If proven effective in people, the vaccine also could be used to boost the brain-protective effects of the traditional BCG vaccine, the only currently available anti-TB vaccine, the efficacy of which varies greatly, Jain says. In addition, BCG contains live bacteria and therefore cannot be given to immune-compromised people, such as HIV patients, who are at greater risk of developing widespread TB. About one-third of the 34 million HIV-infected people worldwide have TB, according to the WHO.
By contrast, the experimental vaccine is made with PknD protein chunks, which by themselves cannot cause full-blown disease even in people with weakened immune systems.
In their experiments, the Johns Hopkins researchers compared the effectiveness of the new vaccine with the traditional BCG vaccine. Animals were injected with placebo, BCG or the new vaccine and then exposed to airborne TB. The researchers measured TB loads in the lungs and brains of all three groups, as well as in those of non-vaccinated animals.
Animals given either active vaccine had far fewer TB cells in their brains compared with their non-vaccinated or placebo-vaccinated counterparts. Both vaccines were equally effective in preventing invasive TB infections of the brain and spinal cord, even though the new vaccine fared worse at reducing TB cell loads in the lungs.
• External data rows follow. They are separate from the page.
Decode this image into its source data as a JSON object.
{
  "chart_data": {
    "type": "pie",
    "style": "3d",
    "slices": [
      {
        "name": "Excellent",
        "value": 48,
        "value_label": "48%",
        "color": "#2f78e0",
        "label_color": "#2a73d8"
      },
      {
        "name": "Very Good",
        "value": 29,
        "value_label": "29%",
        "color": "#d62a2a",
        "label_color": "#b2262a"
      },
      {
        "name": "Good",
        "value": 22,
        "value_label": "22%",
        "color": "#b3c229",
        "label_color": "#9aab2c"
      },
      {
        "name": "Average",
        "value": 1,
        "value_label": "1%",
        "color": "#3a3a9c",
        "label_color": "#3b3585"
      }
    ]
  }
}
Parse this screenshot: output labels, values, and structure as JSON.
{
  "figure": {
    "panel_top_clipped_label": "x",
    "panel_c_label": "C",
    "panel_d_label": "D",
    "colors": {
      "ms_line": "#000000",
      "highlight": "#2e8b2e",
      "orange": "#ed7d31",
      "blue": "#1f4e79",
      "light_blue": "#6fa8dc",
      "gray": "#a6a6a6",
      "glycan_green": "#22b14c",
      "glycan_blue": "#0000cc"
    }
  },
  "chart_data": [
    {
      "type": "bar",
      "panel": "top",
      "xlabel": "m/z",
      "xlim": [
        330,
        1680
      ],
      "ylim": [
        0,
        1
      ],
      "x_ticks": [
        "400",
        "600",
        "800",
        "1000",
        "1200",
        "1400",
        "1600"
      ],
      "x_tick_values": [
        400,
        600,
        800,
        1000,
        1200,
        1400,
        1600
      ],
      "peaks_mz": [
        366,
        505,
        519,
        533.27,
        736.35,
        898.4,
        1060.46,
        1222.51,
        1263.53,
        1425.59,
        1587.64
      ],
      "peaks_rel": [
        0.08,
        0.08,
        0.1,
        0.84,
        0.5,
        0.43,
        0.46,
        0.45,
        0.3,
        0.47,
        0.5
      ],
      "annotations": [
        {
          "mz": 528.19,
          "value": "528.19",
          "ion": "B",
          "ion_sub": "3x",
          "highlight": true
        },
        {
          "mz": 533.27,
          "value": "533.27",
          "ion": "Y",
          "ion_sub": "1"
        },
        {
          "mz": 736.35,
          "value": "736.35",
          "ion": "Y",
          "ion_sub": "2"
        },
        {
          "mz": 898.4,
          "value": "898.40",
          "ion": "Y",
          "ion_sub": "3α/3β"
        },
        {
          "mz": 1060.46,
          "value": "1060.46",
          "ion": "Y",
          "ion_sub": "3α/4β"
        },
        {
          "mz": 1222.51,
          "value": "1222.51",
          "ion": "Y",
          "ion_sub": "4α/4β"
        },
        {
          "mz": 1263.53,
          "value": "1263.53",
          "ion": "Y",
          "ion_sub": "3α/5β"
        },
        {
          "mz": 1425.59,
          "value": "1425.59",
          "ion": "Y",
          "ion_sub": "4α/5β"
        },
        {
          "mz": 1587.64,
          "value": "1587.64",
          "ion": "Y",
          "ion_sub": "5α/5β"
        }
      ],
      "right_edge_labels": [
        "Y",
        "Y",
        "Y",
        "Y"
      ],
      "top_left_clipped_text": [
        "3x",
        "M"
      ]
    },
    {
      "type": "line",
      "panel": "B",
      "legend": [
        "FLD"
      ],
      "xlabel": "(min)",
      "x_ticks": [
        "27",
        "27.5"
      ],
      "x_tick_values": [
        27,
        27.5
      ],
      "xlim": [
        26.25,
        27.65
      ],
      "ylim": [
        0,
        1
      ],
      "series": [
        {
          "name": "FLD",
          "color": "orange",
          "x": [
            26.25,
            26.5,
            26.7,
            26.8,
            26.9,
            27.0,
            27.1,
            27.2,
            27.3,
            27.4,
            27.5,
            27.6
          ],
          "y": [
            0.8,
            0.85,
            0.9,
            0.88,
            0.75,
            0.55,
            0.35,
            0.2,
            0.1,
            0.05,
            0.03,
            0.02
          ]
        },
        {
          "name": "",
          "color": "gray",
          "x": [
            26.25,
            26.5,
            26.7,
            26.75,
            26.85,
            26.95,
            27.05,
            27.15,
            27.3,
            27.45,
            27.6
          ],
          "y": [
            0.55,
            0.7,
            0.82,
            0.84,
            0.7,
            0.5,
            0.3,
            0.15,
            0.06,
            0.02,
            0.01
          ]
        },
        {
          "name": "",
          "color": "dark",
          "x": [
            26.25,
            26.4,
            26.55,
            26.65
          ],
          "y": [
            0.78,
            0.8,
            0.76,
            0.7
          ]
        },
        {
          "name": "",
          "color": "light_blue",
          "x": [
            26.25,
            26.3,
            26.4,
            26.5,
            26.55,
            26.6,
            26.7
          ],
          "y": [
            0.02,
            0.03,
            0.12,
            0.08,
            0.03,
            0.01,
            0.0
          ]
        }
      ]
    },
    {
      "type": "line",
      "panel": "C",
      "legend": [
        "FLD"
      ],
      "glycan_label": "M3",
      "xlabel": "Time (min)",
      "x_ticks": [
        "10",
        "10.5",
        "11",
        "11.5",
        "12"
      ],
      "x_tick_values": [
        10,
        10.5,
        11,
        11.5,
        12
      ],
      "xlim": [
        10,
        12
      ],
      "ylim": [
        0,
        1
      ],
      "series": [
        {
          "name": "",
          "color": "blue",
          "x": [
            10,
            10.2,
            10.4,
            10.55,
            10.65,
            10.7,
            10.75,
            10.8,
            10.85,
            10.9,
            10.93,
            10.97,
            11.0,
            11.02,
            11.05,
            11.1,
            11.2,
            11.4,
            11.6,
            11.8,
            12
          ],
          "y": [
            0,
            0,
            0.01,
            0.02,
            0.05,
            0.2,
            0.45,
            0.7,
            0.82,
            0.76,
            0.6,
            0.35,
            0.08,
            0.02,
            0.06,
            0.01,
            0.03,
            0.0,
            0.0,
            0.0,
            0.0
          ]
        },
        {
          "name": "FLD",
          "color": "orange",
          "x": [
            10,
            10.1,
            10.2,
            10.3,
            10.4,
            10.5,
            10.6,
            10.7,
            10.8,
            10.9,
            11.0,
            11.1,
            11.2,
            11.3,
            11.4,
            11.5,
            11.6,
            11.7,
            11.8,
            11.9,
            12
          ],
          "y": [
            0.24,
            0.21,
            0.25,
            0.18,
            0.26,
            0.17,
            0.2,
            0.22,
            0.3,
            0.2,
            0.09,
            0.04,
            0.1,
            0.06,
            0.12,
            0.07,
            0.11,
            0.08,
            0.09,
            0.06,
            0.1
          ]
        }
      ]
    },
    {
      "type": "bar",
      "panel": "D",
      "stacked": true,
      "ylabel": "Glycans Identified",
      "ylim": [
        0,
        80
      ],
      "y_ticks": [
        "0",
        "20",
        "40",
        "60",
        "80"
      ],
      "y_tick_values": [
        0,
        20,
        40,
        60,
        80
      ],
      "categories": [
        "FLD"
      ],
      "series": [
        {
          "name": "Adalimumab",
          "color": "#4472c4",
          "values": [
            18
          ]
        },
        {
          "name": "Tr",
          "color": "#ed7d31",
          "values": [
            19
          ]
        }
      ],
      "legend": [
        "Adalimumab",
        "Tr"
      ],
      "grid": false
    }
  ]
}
Notably, animals injected with the new vaccine had TB cell counts in their lungs similar to those of placebo-injected or non-vaccinated animals, yet far fewer TB cells in their brains.
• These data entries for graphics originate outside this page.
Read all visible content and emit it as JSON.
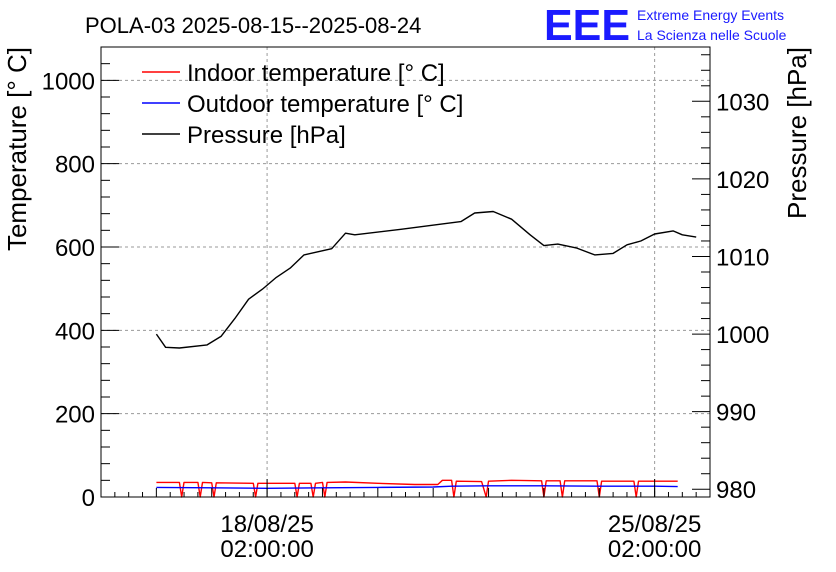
{
  "logo": {
    "mark": "EEE",
    "line1": "Extreme Energy Events",
    "line2": "La Scienza nelle Scuole",
    "color": "#1a1aff"
  },
  "chart_data": {
    "type": "line",
    "title": "POLA-03 2025-08-15--2025-08-24",
    "ylabel": "Temperature [° C]",
    "y2label": "Pressure [hPa]",
    "ylim": [
      0,
      1080
    ],
    "y2lim": [
      979,
      1037
    ],
    "yticks": [
      0,
      200,
      400,
      600,
      800,
      1000
    ],
    "y2ticks": [
      980,
      990,
      1000,
      1010,
      1020,
      1030
    ],
    "xlim": [
      "2025-08-15T02:00:00",
      "2025-08-26T02:00:00"
    ],
    "xticks": [
      {
        "date": "2025-08-18T02:00:00",
        "label1": "18/08/25",
        "label2": "02:00:00"
      },
      {
        "date": "2025-08-25T02:00:00",
        "label1": "25/08/25",
        "label2": "02:00:00"
      }
    ],
    "grid": true,
    "legend_position": "top-left",
    "series": [
      {
        "name": "Indoor temperature [° C]",
        "color": "#ff0000",
        "axis": "left",
        "points": [
          [
            "2025-08-16T02:00:00",
            35
          ],
          [
            "2025-08-16T12:00:00",
            35
          ],
          [
            "2025-08-16T13:00:00",
            0
          ],
          [
            "2025-08-16T14:00:00",
            35
          ],
          [
            "2025-08-16T20:00:00",
            35
          ],
          [
            "2025-08-16T21:00:00",
            0
          ],
          [
            "2025-08-16T22:00:00",
            35
          ],
          [
            "2025-08-17T02:00:00",
            34
          ],
          [
            "2025-08-17T03:00:00",
            0
          ],
          [
            "2025-08-17T04:00:00",
            34
          ],
          [
            "2025-08-17T20:00:00",
            33
          ],
          [
            "2025-08-17T21:00:00",
            0
          ],
          [
            "2025-08-17T22:00:00",
            33
          ],
          [
            "2025-08-18T14:00:00",
            33
          ],
          [
            "2025-08-18T15:00:00",
            0
          ],
          [
            "2025-08-18T16:00:00",
            33
          ],
          [
            "2025-08-18T21:00:00",
            33
          ],
          [
            "2025-08-18T22:00:00",
            0
          ],
          [
            "2025-08-18T23:00:00",
            33
          ],
          [
            "2025-08-19T02:00:00",
            35
          ],
          [
            "2025-08-19T03:00:00",
            0
          ],
          [
            "2025-08-19T04:00:00",
            35
          ],
          [
            "2025-08-19T12:00:00",
            36
          ],
          [
            "2025-08-20T02:00:00",
            33
          ],
          [
            "2025-08-20T18:00:00",
            30
          ],
          [
            "2025-08-21T04:00:00",
            30
          ],
          [
            "2025-08-21T06:00:00",
            40
          ],
          [
            "2025-08-21T10:00:00",
            40
          ],
          [
            "2025-08-21T11:00:00",
            0
          ],
          [
            "2025-08-21T12:00:00",
            38
          ],
          [
            "2025-08-21T23:00:00",
            37
          ],
          [
            "2025-08-22T01:00:00",
            0
          ],
          [
            "2025-08-22T02:00:00",
            38
          ],
          [
            "2025-08-22T12:00:00",
            40
          ],
          [
            "2025-08-23T01:00:00",
            39
          ],
          [
            "2025-08-23T02:00:00",
            0
          ],
          [
            "2025-08-23T03:00:00",
            39
          ],
          [
            "2025-08-23T09:00:00",
            39
          ],
          [
            "2025-08-23T10:00:00",
            0
          ],
          [
            "2025-08-23T11:00:00",
            39
          ],
          [
            "2025-08-24T01:00:00",
            39
          ],
          [
            "2025-08-24T02:00:00",
            0
          ],
          [
            "2025-08-24T03:00:00",
            38
          ],
          [
            "2025-08-24T17:00:00",
            38
          ],
          [
            "2025-08-24T18:00:00",
            0
          ],
          [
            "2025-08-24T19:00:00",
            38
          ],
          [
            "2025-08-25T12:00:00",
            38
          ]
        ]
      },
      {
        "name": "Outdoor temperature [° C]",
        "color": "#0000ff",
        "axis": "left",
        "points": [
          [
            "2025-08-16T02:00:00",
            23
          ],
          [
            "2025-08-17T02:00:00",
            22
          ],
          [
            "2025-08-18T02:00:00",
            21
          ],
          [
            "2025-08-19T02:00:00",
            22
          ],
          [
            "2025-08-20T02:00:00",
            23
          ],
          [
            "2025-08-21T02:00:00",
            24
          ],
          [
            "2025-08-21T10:00:00",
            26
          ],
          [
            "2025-08-22T02:00:00",
            27
          ],
          [
            "2025-08-23T02:00:00",
            27
          ],
          [
            "2025-08-24T02:00:00",
            26
          ],
          [
            "2025-08-25T02:00:00",
            26
          ],
          [
            "2025-08-25T12:00:00",
            25
          ]
        ]
      },
      {
        "name": "Pressure [hPa]",
        "color": "#000000",
        "axis": "right",
        "points": [
          [
            "2025-08-16T02:00:00",
            1000.0
          ],
          [
            "2025-08-16T06:00:00",
            998.3
          ],
          [
            "2025-08-16T12:00:00",
            998.2
          ],
          [
            "2025-08-17T00:00:00",
            998.6
          ],
          [
            "2025-08-17T06:00:00",
            999.7
          ],
          [
            "2025-08-17T12:00:00",
            1002.0
          ],
          [
            "2025-08-17T18:00:00",
            1004.5
          ],
          [
            "2025-08-18T00:00:00",
            1005.8
          ],
          [
            "2025-08-18T06:00:00",
            1007.3
          ],
          [
            "2025-08-18T12:00:00",
            1008.5
          ],
          [
            "2025-08-18T18:00:00",
            1010.2
          ],
          [
            "2025-08-19T00:00:00",
            1010.6
          ],
          [
            "2025-08-19T06:00:00",
            1011.0
          ],
          [
            "2025-08-19T12:00:00",
            1013.0
          ],
          [
            "2025-08-19T16:00:00",
            1012.8
          ],
          [
            "2025-08-20T12:00:00",
            1013.5
          ],
          [
            "2025-08-21T06:00:00",
            1014.2
          ],
          [
            "2025-08-21T14:00:00",
            1014.5
          ],
          [
            "2025-08-21T20:00:00",
            1015.6
          ],
          [
            "2025-08-22T04:00:00",
            1015.8
          ],
          [
            "2025-08-22T12:00:00",
            1014.8
          ],
          [
            "2025-08-22T20:00:00",
            1012.8
          ],
          [
            "2025-08-23T02:00:00",
            1011.4
          ],
          [
            "2025-08-23T08:00:00",
            1011.6
          ],
          [
            "2025-08-23T16:00:00",
            1011.1
          ],
          [
            "2025-08-24T00:00:00",
            1010.2
          ],
          [
            "2025-08-24T08:00:00",
            1010.4
          ],
          [
            "2025-08-24T14:00:00",
            1011.5
          ],
          [
            "2025-08-24T20:00:00",
            1012.0
          ],
          [
            "2025-08-25T02:00:00",
            1012.9
          ],
          [
            "2025-08-25T10:00:00",
            1013.3
          ],
          [
            "2025-08-25T14:00:00",
            1012.8
          ],
          [
            "2025-08-25T20:00:00",
            1012.5
          ]
        ]
      }
    ]
  }
}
“What this tells us is that even in the presence of full-blown lung infection, the new vaccine somehow blunted TB’s ability to infect and damage the brain,” says investigator Ciaran Skerry of the Johns Hopkins Centre for Tuberculosis Research.
Animals that got the new vaccine also had higher levels of protective TB-specific antibodies and higher levels of interferons, the cry-for-help chemicals released by virus-infected or bacterium-infected cells that summon the body’s immune defences against pathogens.
To determine whether the new vaccine could also render the TB bacterium less virulent in human cells, the researchers soaked TB bacteria in blood obtained from BCG-vaccinated, non-vaccinated and experimentally vaccinated animals, then mixed the pre-soaked TB bacteria with human endothelial cells that line the small blood vessels of the brain and guard it against invasive pathogens. Bacteria treated with blood from the experimentally vaccinated animals showed far less virulence and were far less capable of damaging the human cells than were the TB bacteria soaked in blood from BCG-vaccinated or non-vaccinated animals.